A ces problèmes d’authentification, une solution plus robuste est apportée par la     norme IEEE 802.1X. Le standard IEEE 802.1X est     utilisable en environnement sans fil comme en environnement     filaire. IEEE 802.1X définit une encapsulation de EAP     (Extensible Authentication Protocol) au dessus du     protocole IEEE 802.11. L’équipement d’accès au     réseau sans fil (point d’accès) relaie les trames     entre le client et le serveur d’authentification (serveur     RADIUS), sans connaître le protocole EAP utilisé.     Dans le cas où le protocole d’authentification prend en     charge la gestion des clefs, celles-ci sont transmises à     l’équipement d’accès puis au client dans le cadre     du chiffrement.

Dans le cadre de l’authentification en environnement sans     fil basée sur le protocole 802.1X, différentes     variantes de EAP sont disponibles aujourd’hui :

  • Protocole EAP-MD5 (EAP – Message Digest 5) ;
  • protocole LEAP (Lightweight EAP) developpé par       Cisco ;
  • protocole EAP-TLS (EAP – Transport Layer Security)       crée par Microsoft et accepté sous la norme RFC       2716 ;
  • protocole EAP-TTLS (EAP – Tunneled Transport Layer       Security) developpé par Funk Software et Certicom       ;
  • protocole PEAP (Protected EAP) developpé par       Microsoft, Cisco et RSA Security …
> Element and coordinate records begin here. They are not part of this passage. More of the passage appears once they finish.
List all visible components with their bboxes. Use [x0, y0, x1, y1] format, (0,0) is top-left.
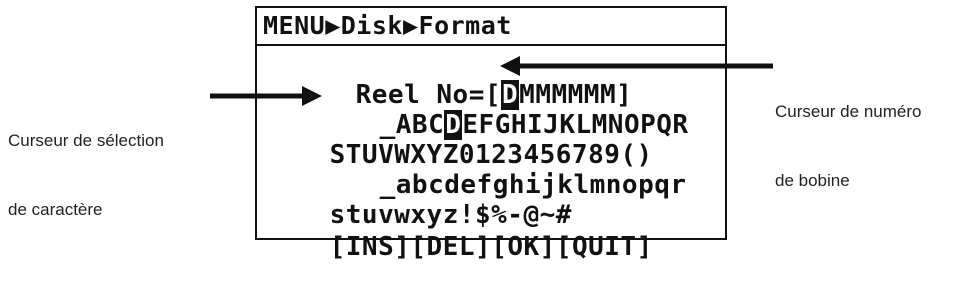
char-cursor-callout-line1: Curseur de sélection [8, 131, 164, 150]
quit-button[interactable]: [QUIT] [556, 232, 653, 262]
lcd-screen: MENU▶Disk▶Format Reel No=[DMMMMMM] _ABCD… [255, 6, 727, 262]
reel-cursor-callout-line2: de bobine [775, 171, 850, 190]
menu-title-bar: MENU▶Disk▶Format [257, 8, 725, 46]
menu-breadcrumb: MENU▶Disk▶Format [263, 11, 512, 40]
del-button[interactable]: [DEL] [410, 232, 491, 262]
ok-button[interactable]: [OK] [491, 232, 556, 262]
char-cursor-callout-line2: de caractère [8, 200, 103, 219]
char-cursor-callout: Curseur de sélection de caractère [8, 83, 164, 244]
reel-cursor-callout-line1: Curseur de numéro [775, 102, 922, 121]
reel-cursor-callout: Curseur de numéro de bobine [775, 54, 921, 215]
command-row: [INS][DEL][OK][QUIT] [265, 202, 653, 292]
ins-button[interactable]: [INS] [330, 232, 411, 262]
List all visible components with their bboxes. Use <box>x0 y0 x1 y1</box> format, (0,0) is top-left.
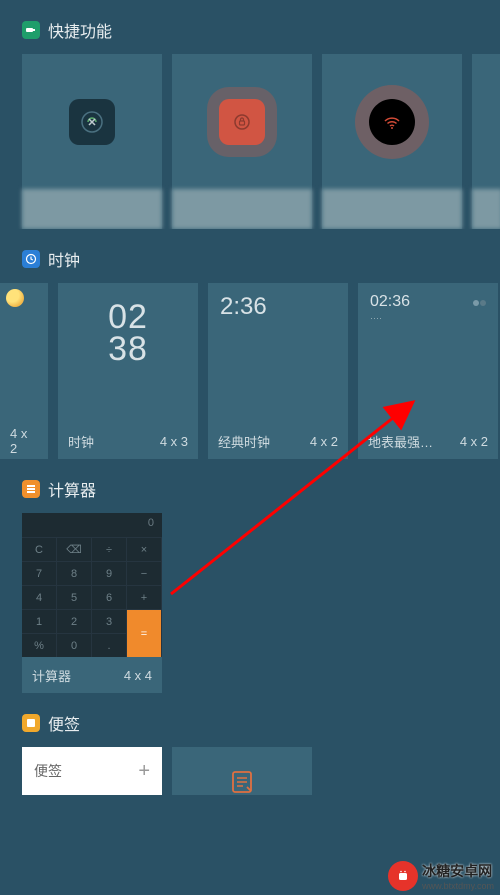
clock-preview <box>0 283 48 423</box>
quick-card-wifi[interactable] <box>322 54 462 229</box>
calc-key: 7 <box>22 561 57 585</box>
calc-key: − <box>127 561 162 585</box>
calculator-display: 0 <box>22 513 162 537</box>
sun-icon <box>6 289 24 307</box>
notes-row: 便签 + <box>0 747 500 795</box>
clock-footer: 地表最强… 4 x 2 <box>358 423 498 459</box>
note-label: 便签 <box>34 761 62 781</box>
section-header-notes: 便签 <box>0 693 500 747</box>
calculator-name: 计算器 <box>32 666 71 685</box>
calc-key: + <box>127 585 162 609</box>
calc-key: 3 <box>92 609 127 633</box>
calc-key: ⌫ <box>57 537 92 561</box>
section-title-quick: 快捷功能 <box>48 18 112 42</box>
quick-preview <box>472 54 500 189</box>
clock-preview: 02 38 <box>58 283 198 423</box>
note-card-add[interactable]: 便签 + <box>22 747 162 795</box>
quick-preview <box>22 54 162 189</box>
quick-preview <box>322 54 462 189</box>
clock-name: 经典时钟 <box>218 432 270 451</box>
watermark-text: 冰糖安卓网 <box>422 861 494 881</box>
calc-key: 9 <box>92 561 127 585</box>
calc-key: % <box>22 633 57 657</box>
notes-section-icon <box>22 714 40 732</box>
quick-card-clear[interactable] <box>22 54 162 229</box>
clock-size: 4 x 3 <box>160 434 188 449</box>
section-header-quick: 快捷功能 <box>0 0 500 54</box>
clock-size: 4 x 2 <box>10 426 38 456</box>
clock-time: 2:36 <box>220 293 336 321</box>
quick-label-blur <box>472 189 500 229</box>
note-doc-icon <box>229 769 255 795</box>
clock-section-icon <box>22 250 40 268</box>
calc-key: × <box>127 537 162 561</box>
weather-dots-icon <box>472 295 488 313</box>
plus-icon: + <box>138 760 150 783</box>
clock-time-top: 02 <box>70 301 186 333</box>
calc-key-equals: = <box>127 609 162 657</box>
quick-card-partial[interactable] <box>472 54 500 229</box>
calculator-section-icon <box>22 480 40 498</box>
clock-preview: 2:36 <box>208 283 348 423</box>
clock-size: 4 x 2 <box>460 434 488 449</box>
calculator-grid: C ⌫ ÷ × 7 8 9 − 4 5 6 + 1 2 3 = % 0 . <box>22 537 162 657</box>
quick-section-icon <box>22 21 40 39</box>
clock-card-weather[interactable]: 4 x 2 <box>0 283 48 459</box>
close-icon <box>69 99 115 145</box>
calc-key: . <box>92 633 127 657</box>
clock-name: 时钟 <box>68 432 94 451</box>
quick-label-blur <box>22 189 162 229</box>
clock-name: 地表最强… <box>368 432 433 451</box>
section-title-notes: 便签 <box>48 711 80 735</box>
clock-card-classic[interactable]: 2:36 经典时钟 4 x 2 <box>208 283 348 459</box>
calculator-card[interactable]: 0 C ⌫ ÷ × 7 8 9 − 4 5 6 + 1 2 3 = % 0 . <box>22 513 162 693</box>
calculator-footer: 计算器 4 x 4 <box>22 657 162 693</box>
watermark: 冰糖安卓网 www.btxtdmy.com <box>388 861 494 891</box>
clock-card-digital[interactable]: 02 38 时钟 4 x 3 <box>58 283 198 459</box>
calc-key: ÷ <box>92 537 127 561</box>
calc-key: C <box>22 537 57 561</box>
section-header-clock: 时钟 <box>0 229 500 283</box>
calc-key: 2 <box>57 609 92 633</box>
note-card-preview[interactable] <box>172 747 312 795</box>
calculator-body: 0 C ⌫ ÷ × 7 8 9 − 4 5 6 + 1 2 3 = % 0 . <box>22 513 162 657</box>
calc-key: 6 <box>92 585 127 609</box>
clock-footer: 4 x 2 <box>0 423 48 459</box>
clock-footer: 经典时钟 4 x 2 <box>208 423 348 459</box>
clock-row: 4 x 2 02 38 时钟 4 x 3 2:36 经典时钟 4 x 2 02:… <box>0 283 500 459</box>
calc-key: 1 <box>22 609 57 633</box>
clock-preview: 02:36 ···· <box>358 283 498 423</box>
quick-row <box>0 54 500 229</box>
quick-preview <box>172 54 312 189</box>
section-title-clock: 时钟 <box>48 247 80 271</box>
clock-sub: ···· <box>370 313 486 323</box>
calculator-row: 0 C ⌫ ÷ × 7 8 9 − 4 5 6 + 1 2 3 = % 0 . <box>0 513 500 693</box>
clock-time-bot: 38 <box>70 333 186 365</box>
calc-key: 8 <box>57 561 92 585</box>
quick-label-blur <box>172 189 312 229</box>
calculator-size: 4 x 4 <box>124 668 152 683</box>
section-title-calculator: 计算器 <box>48 477 96 501</box>
watermark-url: www.btxtdmy.com <box>422 881 494 891</box>
clock-time: 02:36 <box>370 293 486 311</box>
clock-size: 4 x 2 <box>310 434 338 449</box>
clock-card-best[interactable]: 02:36 ···· 地表最强… 4 x 2 <box>358 283 498 459</box>
quick-card-lock[interactable] <box>172 54 312 229</box>
calc-key: 5 <box>57 585 92 609</box>
wifi-icon <box>369 99 415 145</box>
calc-key: 4 <box>22 585 57 609</box>
calc-key: 0 <box>57 633 92 657</box>
lock-icon <box>219 99 265 145</box>
section-header-calculator: 计算器 <box>0 459 500 513</box>
clock-footer: 时钟 4 x 3 <box>58 423 198 459</box>
watermark-logo-icon <box>388 861 418 891</box>
quick-label-blur <box>322 189 462 229</box>
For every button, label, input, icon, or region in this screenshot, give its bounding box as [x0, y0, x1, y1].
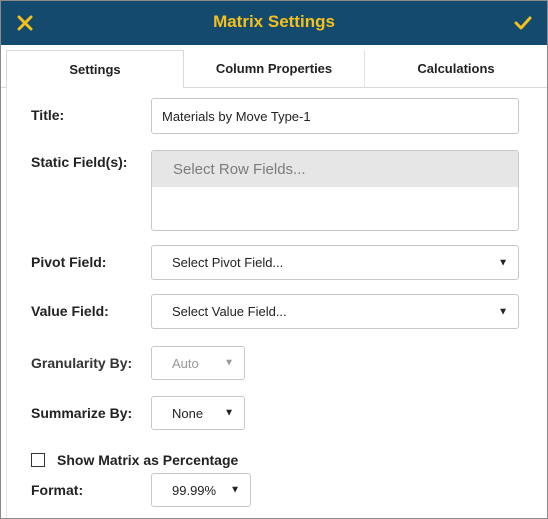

Certaines de ces variantes se sont     révélées trop faible pour prendre en     charge une authentification de qualité satisfaisante.     Ainsi EAP-MD5 et LEAP sont peu à     peu abandonnés car ils sont sujet à des     attaques par dictionnaire et des attaques de type homme du     milieu (man-in-the-middle).

La norme IEEE 802.1X est incluse dans les standards WPA et     WPA2 (IEEE 802.11i).

Il est évident que les     recommandations de sécurité portent     également sur le serveur d’authentification (serveur     RADIUS) qui devra être à jour en ce qui     concerne les vulnérabilités. En plus de la     sécurité logicielle, une attention     particulière devra être prise quant à     l’insertion du serveur RADIUS dans son architecture     réseau.

Conclusion :
L’utilisation du protocole IEEE 802.1X est recommandée     si l’on désire un mécanisme d’authentification     robuste et il est déconseiller d’utiliser une     authentification qui s’appuie sur une clef partagée ou     sur un filtrage des adresses MAC. En ce qui concerne l’authentification EAP-TLS semble aujourd’hui     s’imposer comme un protocole robuste s’il est mis en     place selon une politique de sécurité bien     définie et mise en place avec rigueur. La sécurité du serveur     d’authentification doit être également prise en     compte.